The Act introduces 7 general statutory duties which directors must act in accordance with and comply with:-
1. To act within powers
1. To promote the success of the Company
2. To exercise independent judgement
3. To exercise reasonable care, skill and diligence
4. To avoid conflicts of interest
5. Not to accept benefits from third parties
6. To declare interest in proposed transactions or arrangements with the Company.
The latter three duties (dealing with conflicts of interest, the duty not to accept benefits from third parties and to declare interests) will not come into force until 1 October 2008.
Arguably the most important duty is to promote the success of the Company. This provides that a director must act in the way he considers, in good faith, would be most likely to promote the success of the Company for the benefit of its members as a whole.

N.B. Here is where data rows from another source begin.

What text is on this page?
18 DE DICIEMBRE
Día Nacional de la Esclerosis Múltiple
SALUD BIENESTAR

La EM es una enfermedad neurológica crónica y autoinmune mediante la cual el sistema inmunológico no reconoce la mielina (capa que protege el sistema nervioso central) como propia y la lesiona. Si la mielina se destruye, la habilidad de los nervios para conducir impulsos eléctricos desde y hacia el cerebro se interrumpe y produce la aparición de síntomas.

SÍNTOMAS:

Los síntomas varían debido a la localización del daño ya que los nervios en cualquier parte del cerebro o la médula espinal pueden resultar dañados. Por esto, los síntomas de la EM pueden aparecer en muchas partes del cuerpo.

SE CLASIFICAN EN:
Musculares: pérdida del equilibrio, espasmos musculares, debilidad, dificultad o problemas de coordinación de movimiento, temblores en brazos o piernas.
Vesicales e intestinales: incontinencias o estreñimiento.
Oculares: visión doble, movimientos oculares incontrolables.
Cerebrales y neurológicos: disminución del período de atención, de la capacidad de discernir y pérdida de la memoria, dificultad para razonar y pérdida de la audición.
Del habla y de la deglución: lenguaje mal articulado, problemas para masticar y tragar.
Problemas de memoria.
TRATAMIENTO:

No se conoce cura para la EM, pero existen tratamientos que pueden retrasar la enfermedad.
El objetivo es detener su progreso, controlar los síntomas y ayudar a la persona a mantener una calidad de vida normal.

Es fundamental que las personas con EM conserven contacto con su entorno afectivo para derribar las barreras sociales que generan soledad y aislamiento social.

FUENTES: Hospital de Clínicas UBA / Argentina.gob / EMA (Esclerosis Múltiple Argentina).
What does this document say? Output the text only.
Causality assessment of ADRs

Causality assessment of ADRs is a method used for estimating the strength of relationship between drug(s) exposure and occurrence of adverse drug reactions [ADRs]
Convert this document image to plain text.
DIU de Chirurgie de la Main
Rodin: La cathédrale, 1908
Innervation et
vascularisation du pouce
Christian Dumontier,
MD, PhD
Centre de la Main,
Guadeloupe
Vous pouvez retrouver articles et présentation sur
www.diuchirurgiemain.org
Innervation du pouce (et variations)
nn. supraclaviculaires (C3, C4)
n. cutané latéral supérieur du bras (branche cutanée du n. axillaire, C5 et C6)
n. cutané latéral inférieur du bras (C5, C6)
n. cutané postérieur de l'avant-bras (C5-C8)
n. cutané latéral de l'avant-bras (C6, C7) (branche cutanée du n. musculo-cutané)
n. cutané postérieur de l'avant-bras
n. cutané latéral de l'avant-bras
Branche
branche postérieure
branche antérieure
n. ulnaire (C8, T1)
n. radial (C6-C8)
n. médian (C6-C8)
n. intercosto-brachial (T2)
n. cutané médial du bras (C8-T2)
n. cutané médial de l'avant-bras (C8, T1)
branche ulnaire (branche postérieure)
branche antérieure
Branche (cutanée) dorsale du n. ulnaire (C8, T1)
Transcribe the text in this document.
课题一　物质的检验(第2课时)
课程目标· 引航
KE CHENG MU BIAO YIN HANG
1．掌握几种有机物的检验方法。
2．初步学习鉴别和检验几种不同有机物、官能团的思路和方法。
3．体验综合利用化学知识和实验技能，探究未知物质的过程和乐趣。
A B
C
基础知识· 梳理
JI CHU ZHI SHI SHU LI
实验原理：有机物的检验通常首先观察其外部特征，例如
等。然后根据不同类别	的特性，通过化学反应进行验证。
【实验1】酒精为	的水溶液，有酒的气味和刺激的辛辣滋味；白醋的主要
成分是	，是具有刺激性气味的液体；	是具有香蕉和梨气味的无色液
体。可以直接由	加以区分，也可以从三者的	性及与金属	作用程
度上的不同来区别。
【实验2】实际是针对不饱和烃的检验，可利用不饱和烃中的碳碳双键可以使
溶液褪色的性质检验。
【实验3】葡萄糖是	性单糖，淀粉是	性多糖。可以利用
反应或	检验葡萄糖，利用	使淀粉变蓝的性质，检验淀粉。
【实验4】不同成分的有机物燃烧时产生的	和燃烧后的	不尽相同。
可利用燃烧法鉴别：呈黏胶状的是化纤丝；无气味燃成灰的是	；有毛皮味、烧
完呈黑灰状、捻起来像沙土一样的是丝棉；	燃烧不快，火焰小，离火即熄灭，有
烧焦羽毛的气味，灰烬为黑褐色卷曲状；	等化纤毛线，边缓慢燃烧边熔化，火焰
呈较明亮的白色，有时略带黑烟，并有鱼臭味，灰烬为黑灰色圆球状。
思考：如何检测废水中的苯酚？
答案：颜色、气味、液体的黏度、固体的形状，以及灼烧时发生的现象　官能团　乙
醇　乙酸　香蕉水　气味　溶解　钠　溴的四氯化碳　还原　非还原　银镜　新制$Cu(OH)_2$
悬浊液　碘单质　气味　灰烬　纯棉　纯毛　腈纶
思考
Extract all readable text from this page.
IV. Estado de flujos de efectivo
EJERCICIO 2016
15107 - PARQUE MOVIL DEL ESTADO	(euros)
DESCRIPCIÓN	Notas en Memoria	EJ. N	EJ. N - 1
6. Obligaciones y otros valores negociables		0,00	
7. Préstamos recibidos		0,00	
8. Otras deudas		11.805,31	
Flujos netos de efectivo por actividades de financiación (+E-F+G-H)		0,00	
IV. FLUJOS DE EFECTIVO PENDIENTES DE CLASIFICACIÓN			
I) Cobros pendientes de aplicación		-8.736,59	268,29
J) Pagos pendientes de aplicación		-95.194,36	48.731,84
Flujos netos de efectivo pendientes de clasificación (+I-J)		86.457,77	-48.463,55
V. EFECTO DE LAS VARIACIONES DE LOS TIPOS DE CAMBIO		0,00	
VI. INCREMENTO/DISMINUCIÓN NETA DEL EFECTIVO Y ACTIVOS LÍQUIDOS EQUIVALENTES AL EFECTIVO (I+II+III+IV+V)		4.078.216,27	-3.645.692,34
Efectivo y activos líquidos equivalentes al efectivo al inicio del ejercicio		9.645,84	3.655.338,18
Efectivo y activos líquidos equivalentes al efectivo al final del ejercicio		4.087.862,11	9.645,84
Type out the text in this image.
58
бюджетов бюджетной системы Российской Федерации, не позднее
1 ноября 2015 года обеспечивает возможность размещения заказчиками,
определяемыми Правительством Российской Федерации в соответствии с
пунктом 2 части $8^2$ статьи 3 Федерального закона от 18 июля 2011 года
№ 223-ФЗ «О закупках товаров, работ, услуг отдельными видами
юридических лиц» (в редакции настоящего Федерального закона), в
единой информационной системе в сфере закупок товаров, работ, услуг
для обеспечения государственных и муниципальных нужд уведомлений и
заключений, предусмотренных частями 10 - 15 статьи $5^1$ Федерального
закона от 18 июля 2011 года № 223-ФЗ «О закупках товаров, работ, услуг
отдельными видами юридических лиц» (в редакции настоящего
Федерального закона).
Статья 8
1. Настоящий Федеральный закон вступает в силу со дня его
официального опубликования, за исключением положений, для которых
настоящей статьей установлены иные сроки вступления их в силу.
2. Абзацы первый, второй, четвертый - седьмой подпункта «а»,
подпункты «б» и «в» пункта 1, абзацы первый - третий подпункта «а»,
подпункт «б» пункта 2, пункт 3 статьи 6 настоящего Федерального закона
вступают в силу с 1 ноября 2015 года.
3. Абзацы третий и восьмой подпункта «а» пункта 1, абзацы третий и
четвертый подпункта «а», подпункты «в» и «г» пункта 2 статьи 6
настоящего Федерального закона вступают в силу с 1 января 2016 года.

In so doing, the director must have regard (among other matters) to:
The likely consequences of any decision in the long term.
The interests of the Company’s employees.
The need to foster the Company’s business relationships with suppliers, customers and others.
The impact of the Company’s operations on the community and the environment.
The desirability of the Company maintaining a reputation for high standards of business conduct.
The need to act fairly as between the members of the Company.
The codified duties are owed to the Company and only the Company will be able to enforce them, although in certain circumstances shareholders may be able to bring a derivative action on the Company’s behalf.
Directors (and others) should be aware of codified duties and keep up-to-date, particularly as the Act allows for derivative claims to be brought against them for a breach of directors duties. Companies should ensure that any Directors & Officers insurance is sufficient to cover the new potential liabilities and also the possible cost of dealing with and defending derivative claims.
The above is only intended as an over of the new statutory duties for directors in this area. Practical steps that Companies should take are ensuring that their directors are aware of the new duties and act accordingly. The Company should also consider whether or not the terms of directors service agreements will need reviewing in line with the new legislation.